Polymorphisms in ADRB2 gene can modulate the response to bronchodilators and the severity of cystic fibrosis
1 Department of Pediatrics, School of Medical Sciences, University of Campinas, 13081-970, P.O. Box: 6111, Campinas, SP, Brazil
2 Department of Genetics, Faculty of Medical Sciences, University of Campinas, 13081-970, P.O. Box: 6111, Campinas, SP, Brazil
BMC Pulmonary Medicine 2012, 12:50 doi:10.1186/1471-2466-12-50Published: 5 September 2012
The most common cystic fibrosis (CF) manifestation is the progressive chronic obstructive pulmonary disease caused by deficiency, dysfunction, or absence of the CFTR (Cystic Fibrosis Transmembrane Regulator) protein on the apical surface of the cells in the respiratory tract. The use of bronchodilators (BD), and inhaled corticosteroids (IC) have been suggested for the management of airway inflammation in CF. The effectiveness of BD and IC have been verified, proven in laboratory and in the clinical treatment for asthma patients. However, in CF, the effectiveness of these drugs is controversial. The extent of asthma’s response to BD depends on the presence of polymorphisms in the ADRB2 gene. In contrast, in CF, little is known about the response to the BD and the association of CF´s severity with the different polymorphisms in ADRB2 gene. In this context, our objective was to verify whether the Arg16Gly and Glu27Gln polymorphisms in ADRB2 gene are associated with severity and with the bronchodilator response in CF patients.
Cross-sectional study of 122 CF patients subjected to analysis of mutations in the CFTR gene, polymorphisms in ADRB2 gene, along with clinical and laboratorial characteristics of severity.

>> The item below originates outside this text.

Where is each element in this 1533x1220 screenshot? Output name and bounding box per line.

The Arg16Gly polymorphism in ADRB2 gene was associated with pancreatic insufficiency(p:0.009), Bhalla score(p:0.039), forced expiratory volume in the first second[FEV1(%)](p:0.003), forced expiratory flow between 25 and 75% of the forced vital capacity-FVC[FEF25-75(%)](p:0.008) and lower age at the first isolation of the Pseudomonas aeruginosa(p:0.012). The response to the BD spirometry was associated with clinical severity markers, FEV1(%)(p:0.011) and FEF25-75(%)(p:0.019), for the Arg16Gly polymorphism in the ADRB2 gene. The haplotype analysis showed association with the FEV1/FVC marker from the spirometry test, before and after using the BD, with higher values in the group with Gly/Gly and Glu/Glu, respectively, for the Arg16Gly and Gln27Glu polymorphisms. The analysis by MDR2.0 software, showed association with FEF25-75%; the response to Arg16Gly was respondent by 17.35% and Gln27Glu by 6.8% in variation found.
There was an association between the Arg16Gly and Gln27Glu polymorphisms in ADRB2 gene with CF´s severity and bronchodilator response.